Thanks to technology like Crittercam, we know more than ever about animals’ lives underwater. But scientists know less about how whales, seals, and other marine mammals can handle the pressure of life in the deep.
(Explore a Crittercam deep-sea interactive.)
In human divers, decompression sickness—or the bends—is a relatively well-known phenomenon that causes gas bubbles to form in the body as they rise back to the surface. The condition can be mild, causing joint pain, or deadly.
For a while, scientists had thought animals were somehow immune to the bends.
“Until recently, the dogma was that marine mammals have anatomical and physiological and behavioral adaptations to make the bends not a problem,” Michael Moore, director of the Woods Hole Oceanographic Institution (WHOI)’s Marine Mammal Center, said in a statement.
But now, recent studies suggest the animals are susceptible to the condition, yet are able to actively avoid getting it, said Moore, who was part of an April 2010 workshop on marine-mammal diving at WHOI.
For instance, scientists conducted necropsies on beaked whales that had stranded on the Canary Islands in 2002 following exposure to sonar from naval exercises. The results revealed their bones and other tissues had been damaged by nitrogen gas bubbles, which can obstruct blood flow.
That research suggests that diving marine mammals manage—rather than minimize—the nitrogen in their bodies depending on the situation, according to a new paper on the subject, published December 21 in the Proceedings of the Royal Society B.
Because it’s hard to research diving mammals, scientists have come up with some creative work-arounds. At WHOI, for instance, Moore and colleagues have CT scanned marine-mammal lungs to figure out how gases behave in the body. The team has also looked for gases in live, stranded dolphins via a portable veterinary ultrasound unit (see picture above).
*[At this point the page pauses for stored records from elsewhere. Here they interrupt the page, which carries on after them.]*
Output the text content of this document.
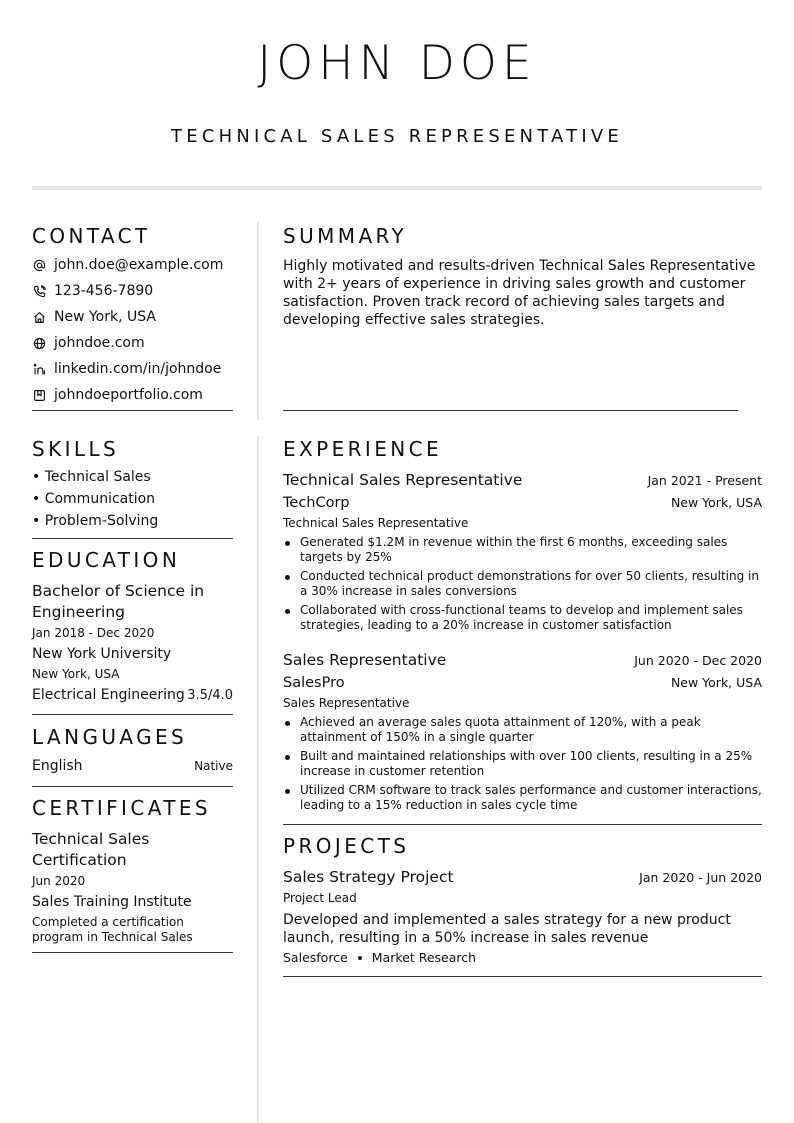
JOHN DOE
TECHNICAL SALES REPRESENTATIVE
CONTACT
john.doe@example.com
123-456-7890
New York, USA
johndoe.com
linkedin.com/in/johndoe
johndoeportfolio.com
SKILLS
• Technical Sales
• Communication
• Problem-Solving
EDUCATION
Bachelor of Science in Engineering
Jan 2018 - Dec 2020
New York University
New York, USA
Electrical Engineering 3.5/4.0
LANGUAGES
English	Native
CERTIFICATES
Technical Sales Certification
Jun 2020
Sales Training Institute
Completed a certification program in Technical Sales
SUMMARY
Highly motivated and results-driven Technical Sales Representative with 2+ years of experience in driving sales growth and customer satisfaction. Proven track record of achieving sales targets and developing effective sales strategies.
EXPERIENCE
Technical Sales Representative	Jan 2021 - Present
TechCorp	New York, USA
Technical Sales Representative
Generated $1.2M in revenue within the first 6 months, exceeding sales targets by 25%
Conducted technical product demonstrations for over 50 clients, resulting in a 30% increase in sales conversions
Collaborated with cross-functional teams to develop and implement sales strategies, leading to a 20% increase in customer satisfaction
Sales Representative	Jun 2020 - Dec 2020
SalesPro	New York, USA
Sales Representative
Achieved an average sales quota attainment of 120%, with a peak attainment of 150% in a single quarter
Built and maintained relationships with over 100 clients, resulting in a 25% increase in customer retention
Utilized CRM software to track sales performance and customer interactions, leading to a 15% reduction in sales cycle time
PROJECTS
Sales Strategy Project	Jan 2020 - Jun 2020
Project Lead
Developed and implemented a sales strategy for a new product launch, resulting in a 50% increase in sales revenue
Salesforce Market Research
Scientists have also identified physical adaptations in deep-diving birds and reptiles.
For instance, emperor penguins may have a supercharged form of a blood protein that allows them to dive underwater for more than 20 minutes on a single breath, National Geographic News reported in 2007.
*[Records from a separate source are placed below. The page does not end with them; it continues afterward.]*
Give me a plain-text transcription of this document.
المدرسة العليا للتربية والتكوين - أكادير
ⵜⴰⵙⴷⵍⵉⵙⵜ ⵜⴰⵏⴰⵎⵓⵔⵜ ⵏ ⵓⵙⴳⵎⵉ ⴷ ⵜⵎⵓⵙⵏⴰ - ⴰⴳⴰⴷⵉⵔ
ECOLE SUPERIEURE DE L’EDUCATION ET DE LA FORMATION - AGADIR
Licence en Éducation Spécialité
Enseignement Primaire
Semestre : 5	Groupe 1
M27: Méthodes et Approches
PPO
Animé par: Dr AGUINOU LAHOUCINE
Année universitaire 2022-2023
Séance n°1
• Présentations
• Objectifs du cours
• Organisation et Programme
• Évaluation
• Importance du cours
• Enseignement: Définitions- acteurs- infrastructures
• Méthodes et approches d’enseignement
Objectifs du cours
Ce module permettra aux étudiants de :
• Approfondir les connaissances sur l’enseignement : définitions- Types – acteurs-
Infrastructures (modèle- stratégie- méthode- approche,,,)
The research showed that penguins in Antarctica return from long fishing excursions under the sea ice with the lowest blood oxygen levels ever recorded in wild animals. With such depleted reserves, experts say, other creatures would black out and suffer tissue damage.
And in 2010, scientists found that leatherback turtle buoyancy is likely determined by the amount of air they inhale above the surface before they dive. Many animals exhale before they dive, but the leatherback descends with a lungful of air.
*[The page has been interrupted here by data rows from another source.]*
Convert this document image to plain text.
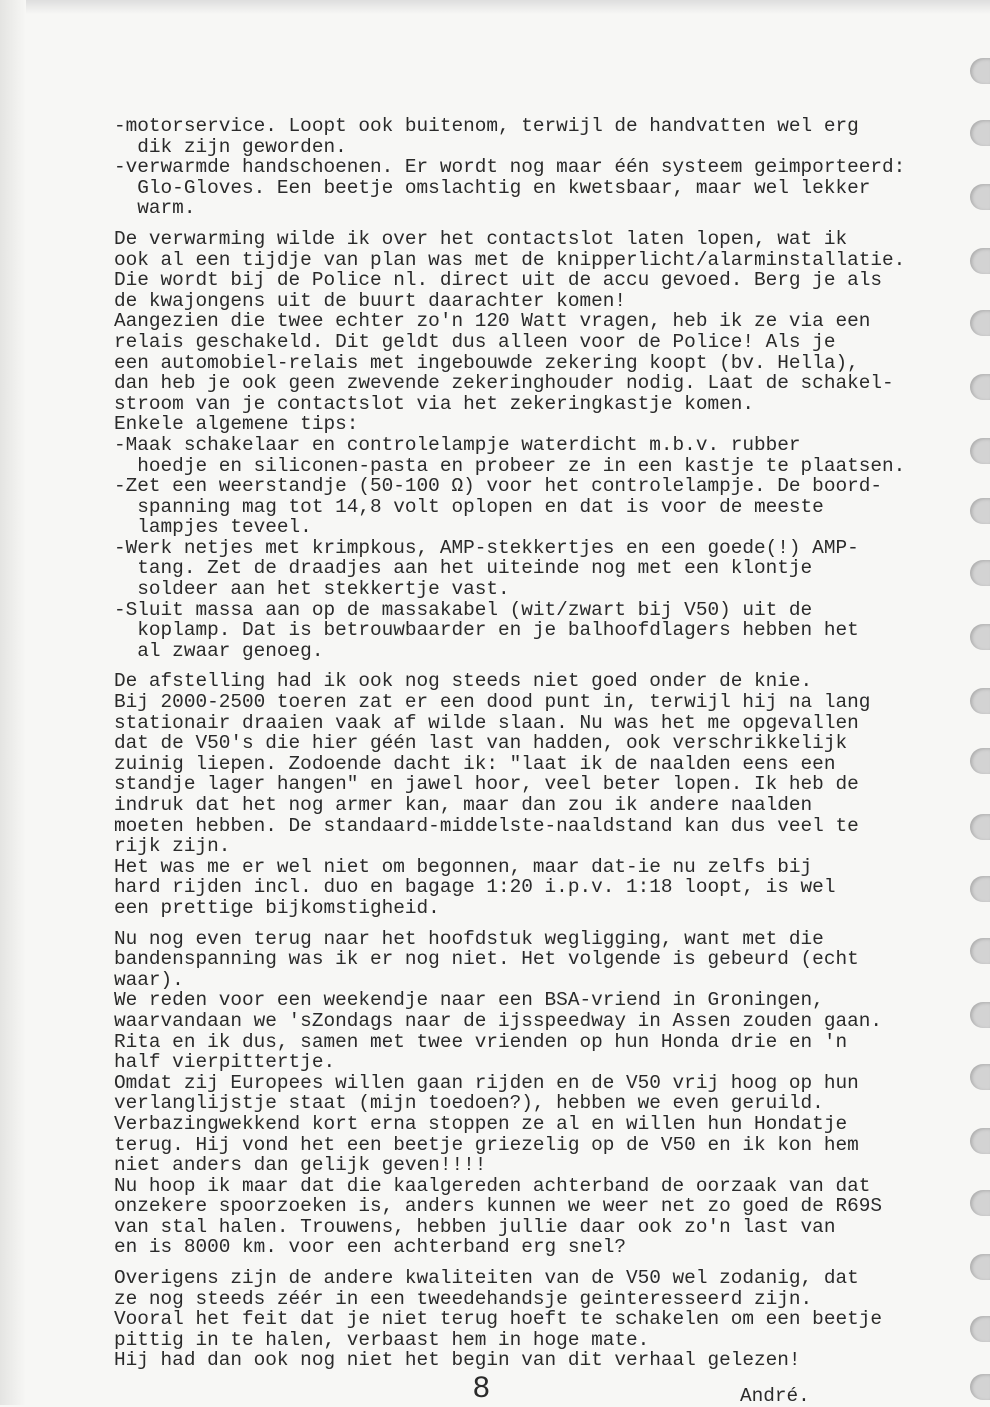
-motorservice. Loopt ook buitenom, terwijl de handvatten wel erg
dik zijn geworden.
-verwarmde handschoenen. Er wordt nog maar één systeem geimporteerd:
Glo-Gloves. Een beetje omslachtig en kwetsbaar, maar wel lekker
warm.
De verwarming wilde ik over het contactslot laten lopen, wat ik
ook al een tijdje van plan was met de knipperlicht/alarminstallatie.
Die wordt bij de Police nl. direct uit de accu gevoed. Berg je als
de kwajongens uit de buurt daarachter komen!
Aangezien die twee echter zo'n 120 Watt vragen, heb ik ze via een
relais geschakeld. Dit geldt dus alleen voor de Police! Als je
een automobiel-relais met ingebouwde zekering koopt (bv. Hella),
dan heb je ook geen zwevende zekeringhouder nodig. Laat de schakel-
stroom van je contactslot via het zekeringkastje komen.
Enkele algemene tips:
-Maak schakelaar en controlelampje waterdicht m.b.v. rubber
hoedje en siliconen-pasta en probeer ze in een kastje te plaatsen.
-Zet een weerstandje (50-100 Ω) voor het controlelampje. De boord-
spanning mag tot 14,8 volt oplopen en dat is voor de meeste
lampjes teveel.
-Werk netjes met krimpkous, AMP-stekkertjes en een goede(!) AMP-
tang. Zet de draadjes aan het uiteinde nog met een klontje
soldeer aan het stekkertje vast.
-Sluit massa aan op de massakabel (wit/zwart bij V50) uit de
koplamp. Dat is betrouwbaarder en je balhoofdlagers hebben het
al zwaar genoeg.
De afstelling had ik ook nog steeds niet goed onder de knie.
Bij 2000-2500 toeren zat er een dood punt in, terwijl hij na lang
stationair draaien vaak af wilde slaan. Nu was het me opgevallen
dat de V50's die hier géén last van hadden, ook verschrikkelijk
zuinig liepen. Zodoende dacht ik: "laat ik de naalden eens een
standje lager hangen" en jawel hoor, veel beter lopen. Ik heb de
indruk dat het nog armer kan, maar dan zou ik andere naalden
moeten hebben. De standaard-middelste-naaldstand kan dus veel te
rijk zijn.
Het was me er wel niet om begonnen, maar dat-ie nu zelfs bij
hard rijden incl. duo en bagage 1:20 i.p.v. 1:18 loopt, is wel
een prettige bijkomstigheid.
Nu nog even terug naar het hoofdstuk wegligging, want met die
bandenspanning was ik er nog niet. Het volgende is gebeurd (echt
waar).
We reden voor een weekendje naar een BSA-vriend in Groningen,
waarvandaan we 'sZondags naar de ijsspeedway in Assen zouden gaan.
Rita en ik dus, samen met twee vrienden op hun Honda drie en 'n
half vierpittertje.
Omdat zij Europees willen gaan rijden en de V50 vrij hoog op hun
verlanglijstje staat (mijn toedoen?), hebben we even geruild.
Verbazingwekkend kort erna stoppen ze al en willen hun Hondatje
terug. Hij vond het een beetje griezelig op de V50 en ik kon hem
niet anders dan gelijk geven!!!!
Nu hoop ik maar dat die kaalgereden achterband de oorzaak van dat
onzekere spoorzoeken is, anders kunnen we weer net zo goed de R69S
van stal halen. Trouwens, hebben jullie daar ook zo'n last van
en is 8000 km. voor een achterband erg snel?
Overigens zijn de andere kwaliteiten van de V50 wel zodanig, dat
ze nog steeds zéér in een tweedehandsje geinteresseerd zijn.
Vooral het feit dat je niet terug hoeft te schakelen om een beetje
pittig in te halen, verbaast hem in hoge mate.
Hij had dan ook nog niet het begin van dit verhaal gelezen!
8	André.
For marine mammals, WHOI’s Moore noted that stressors—such as human-made noises—could be a concern if the animals are forced to rise too quickly.
Human divers, for instance, have other options—they can grab another tank or go into a decompression chamber.
But “what does a dolphin do normally when it’s surfaced?” he asked. “The next thing to do is to dive, and the one place you can’t do that is in shallow water, or most particularly if you are beached.”